Now that our Christmas tree and lights are up and twinkling their soft white glow into our apartment, combining with the fireplace to form the perfect atmosphere in which to engage Holiday festivities, I watched the Charlie Brown Christmas special Sunday night. I cannot properly be focused on the Holiday until I’ve watched it. It orients me, focuses me on the true Holiday and away from the consumer rush.

I hear that there is a replica of Charlie Brown’s tree that is most popular this year. I considered buying it…but that would be consumer…

I found something poetic in our Christmas lights this year. Actually, I discovered it last year, but didn’t end up posting about it.

I’ve always preferred top floor apartments for the privacy that they afford (and I always second-guess this decision each weekend when I bring groceries up four flights of stairs…but that’s a different issue). The advantage to the top floor is also that you can look out over the rest of the buildings and parking lots and see things. Right now, if I look out of our sun room windows, I see candles illuminating other windows, balcony rails aglow with white lights similar to our own, and Christmas trees shining back at me from windows all around, as our own tree is glowing behind unpulled blinds, there for the viewing of whomever looks up or in.

Normally, I always close our blinds at night. Most people do, I think. The fact that so many apartments here have chosen to not do so in order for their trees to be seen speaks to something. Its sort of like we’re giving that little gift to those around us at the expense of our privacy. “I’ve made this beautiful to look at…won’t you enjoy it with me?” There was effort involved in these decorations. There is something given up in leaving blinds open. It may be small…perhaps on both counts…but its symbolic. Symbolic of some of the substance of Christmas: giving up something that costs us simply so others can benefit.

Its small, like this post, but I think its significant. We’re only a little over a week away, after all, and I’ve watched Charlie Brown, which means I can now become properly sentimental.

Blessed Advent to you all.

Weekend Lights

The thought occurred to me at some point during the week that I really should be considering Christmas decorations soon.
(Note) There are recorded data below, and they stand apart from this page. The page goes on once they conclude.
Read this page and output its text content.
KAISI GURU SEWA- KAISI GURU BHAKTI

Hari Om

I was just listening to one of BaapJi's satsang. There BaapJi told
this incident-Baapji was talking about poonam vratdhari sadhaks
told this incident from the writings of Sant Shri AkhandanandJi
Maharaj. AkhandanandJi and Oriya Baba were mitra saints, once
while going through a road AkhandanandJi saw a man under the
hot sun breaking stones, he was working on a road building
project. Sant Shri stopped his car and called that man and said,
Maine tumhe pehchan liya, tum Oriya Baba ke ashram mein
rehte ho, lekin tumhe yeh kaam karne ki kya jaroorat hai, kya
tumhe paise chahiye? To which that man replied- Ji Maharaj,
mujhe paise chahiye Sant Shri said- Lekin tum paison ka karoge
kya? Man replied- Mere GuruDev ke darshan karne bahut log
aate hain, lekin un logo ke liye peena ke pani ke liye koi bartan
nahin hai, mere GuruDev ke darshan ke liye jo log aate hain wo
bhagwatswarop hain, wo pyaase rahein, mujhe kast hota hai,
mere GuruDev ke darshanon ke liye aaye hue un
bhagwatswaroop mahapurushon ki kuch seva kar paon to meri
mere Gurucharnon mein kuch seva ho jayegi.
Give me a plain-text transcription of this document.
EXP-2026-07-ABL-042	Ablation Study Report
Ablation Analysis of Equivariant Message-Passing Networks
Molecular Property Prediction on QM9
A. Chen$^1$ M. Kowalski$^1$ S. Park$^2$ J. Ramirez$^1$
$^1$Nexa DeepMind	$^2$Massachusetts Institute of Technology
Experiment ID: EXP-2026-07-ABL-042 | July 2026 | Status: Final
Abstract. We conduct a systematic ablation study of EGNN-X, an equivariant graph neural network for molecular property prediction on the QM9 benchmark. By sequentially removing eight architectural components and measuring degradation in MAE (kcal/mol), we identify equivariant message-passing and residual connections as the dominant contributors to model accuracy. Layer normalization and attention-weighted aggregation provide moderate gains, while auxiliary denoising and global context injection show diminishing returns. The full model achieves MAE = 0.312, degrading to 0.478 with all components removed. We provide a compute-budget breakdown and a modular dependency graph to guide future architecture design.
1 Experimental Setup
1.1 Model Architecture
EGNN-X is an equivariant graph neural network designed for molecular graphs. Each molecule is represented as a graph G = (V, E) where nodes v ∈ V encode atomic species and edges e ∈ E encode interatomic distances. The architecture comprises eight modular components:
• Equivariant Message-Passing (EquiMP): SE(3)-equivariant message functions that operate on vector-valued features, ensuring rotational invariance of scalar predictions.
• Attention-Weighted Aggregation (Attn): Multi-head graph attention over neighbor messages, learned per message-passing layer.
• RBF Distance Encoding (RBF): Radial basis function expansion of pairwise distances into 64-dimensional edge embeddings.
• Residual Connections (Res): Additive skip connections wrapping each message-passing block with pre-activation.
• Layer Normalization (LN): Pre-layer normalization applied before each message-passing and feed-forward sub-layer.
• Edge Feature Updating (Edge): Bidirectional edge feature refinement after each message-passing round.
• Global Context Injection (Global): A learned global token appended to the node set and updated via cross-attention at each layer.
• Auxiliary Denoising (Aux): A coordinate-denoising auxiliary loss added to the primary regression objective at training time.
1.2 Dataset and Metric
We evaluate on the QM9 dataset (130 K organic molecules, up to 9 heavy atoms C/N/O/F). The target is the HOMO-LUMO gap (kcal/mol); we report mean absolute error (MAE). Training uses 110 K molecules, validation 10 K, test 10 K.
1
I suppose it came up because I started seeing trees and stockings up around the workplace of the day job, and I started thinking about where the tree and so forth is in our storage closet. With adding our daughter to the family and recovering from Thanksgiving travels (I was oddly jet-lagged this year), I simply haven’t devoted much consideration to the fact that the Christmas holiday is really only days away.

Now begins the series of loose traditions that we tend to keep this time of year: watching a few movies, listening to Christmas jazz and the Trans-Siberian Orchestra, planning family visits, and so forth. I’ve decided to put up lights and our tree tonight, and we attended a mid-week service for the first week of Advent this week.

And, as its the first week of Advent (very nearly the second as I write this), I think that this is a perfectly good time to begin these festivities.

What I haven’t given much thought to is gifts. We’ve picked up a couple here and there, and my parents have asked us for our list. I’ve thought of the family members to which we ship gifts each year. I just really haven’t felt the pressure to rush out and buy things and send them off. I’m intentionally trying to keep it at bay, as well as my desire to receive any gifts beyond some simple things, or needed things.

Then, of course, Karen mentioned that I might be getting a new iPhone for Christmas, and my materialism kicked right in.

I just don’t want it to be this. I wish it were something more. I know that it can be something more. Attending just a brief Advent service this week calmed me, gave me a sense of peace, a sense of focus. That’s what I want to hold onto this season. I’m sure that I’ll enjoy a rushed shopping trip or two with the family, but what I’m most interested in is family, and faith, this Christmas season. Gifts will happen, but they will be incidental. And most certainly not a source of stress, because that will defeat the point.

Suddenly, it seems like that could be quite the accomplishment if I can pull it off. I’m going to give it a good attempt, though. And now I’m going to work on decorations.